Something unusual is taking place in the streets of east London. People are defying the laws of gravity, literally walking across the facade of a rather curious Victorian building. Comfortably folded in the crevice of white framed windows, adults read leisurely while young children hang single handedly from the frame of the front door. Ordinary people are sticking to this building as if they were Spider Man. Argentine artist and master illusionist Leandro Erlich is the mind behind Dalston House, an off-site installation that is changing the way Londoners engage with their neighborhood.

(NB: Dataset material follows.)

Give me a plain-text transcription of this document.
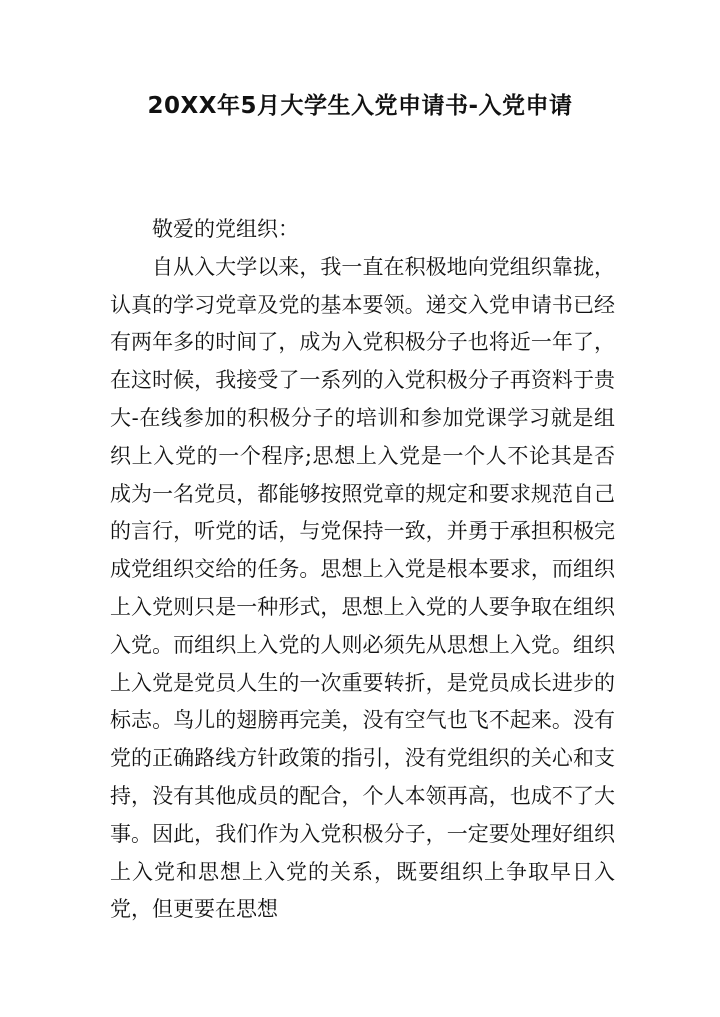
20XX年5月大学生入党申请书-入党申请

敬爱的党组织：

自从入大学以来，我一直在积极地向党组织靠拢，认真的学习党章及党的基本要领。递交入党申请书已经有两年多的时间了，成为入党积极分子也将近一年了，在这时候，我接受了一系列的入党积极分子再资料于贵大-在线参加的积极分子的培训和参加党课学习就是组织上入党的一个程序;思想上入党是一个人不论其是否成为一名党员，都能够按照党章的规定和要求规范自己的言行，听党的话，与党保持一致，并勇于承担积极完成党组织交给的任务。思想上入党是根本要求，而组织上入党则只是一种形式，思想上入党的人要争取在组织入党。而组织上入党的人则必须先从思想上入党。组织上入党是党员人生的一次重要转折，是党员成长进步的标志。鸟儿的翅膀再完美，没有空气也飞不起来。没有党的正确路线方针政策的指引，没有党组织的关心和支持，没有其他成员的配合，个人本领再高，也成不了大事。因此，我们作为入党积极分子，一定要处理好组织上入党和思想上入党的关系，既要组织上争取早日入党，但更要在思想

Barbican Art Gallery launched Beyond Barbican a summer cultural program that features pop- up commissions and collaborations on the streets of London in an effort to engage with the public beyond the gallery walls in Hackney. Barbican commissioned critically acclaimed artist Leandro Erlich to create Dalston House, which has already been visited by over 18,000 people in its first two weeks after opening on June 26. Playful and participatory in nature, the installation is composed of two elements- first a facade of a late nineteenth century Victorian terraced house that lies flat on the ground and measures approximately 33 by 23 feet. A mirror positioned at a 45-degree angle creates the illusion that people sitting on top of the facade are hanging from its exterior. For Erlich, mirrors play an integral role in his artistic practice and methodology as they are a quotidian and familiar object, that is capable of reflecting what is placed in front of them while revealing new ways of seeing. Assistant curator Alano Pardo explains that the project also inspires reflection and “fosters a dialogue about the built environment and the process of regeneration and gentrification in Dalston, which has undergone dramatic changes over the last decade.” The neighborhood surrounding Dalston House has remained mostly vacant since it was bombed in World War II.
Erlich is no stranger to the international stage having created similar installations of Bâtiment first produced in Paris in 2004 and then in Japan and Buenos Aires. While the construction remains consistent, the full impact is achieved by creating architectural forms that are native to the area surrounding the installation. Dalston House is the first time that Erlich’s installation has appeared on the streets, outside of an arts centre or biennial. Erlich explained to Installation that is through architecture that his installations truly become alive. “Architecture is the universe I like to explore,” he says and it is through this lens that “ordinary spaces are questioned and discovered.”
Installation spoke further with with Alona Pardo to better understand the construction of the installation. The facade is rather similar to a theatre set made largely of waterproof plywood sheet with a printed vinyl canvas to create the brickwork. The window frames and moldings are made of fiberglass and a scenic artist distressed them to make them appear aged. The front door is actual hardwood Victorian door that has been recycled. The window panes are made of acrylic with photographic prints adhered. to the back. The mirror responsible for facilitating the spectacular illusion is not a standard mirror as it would not withstand the load bearing capacity of the rigging scaffold that keeps the mirror in place at 45 degrees. The mirror is foil is stretched across a lightweight, aluminum frame. Once stretched the mirror film assumes the same properties as a real mirror.
Located at 1-7 Ashwin Street the installation will remain open and free to the public through August 4. What better time to plan a trip across the pond and be a part of a truly off the wall installation?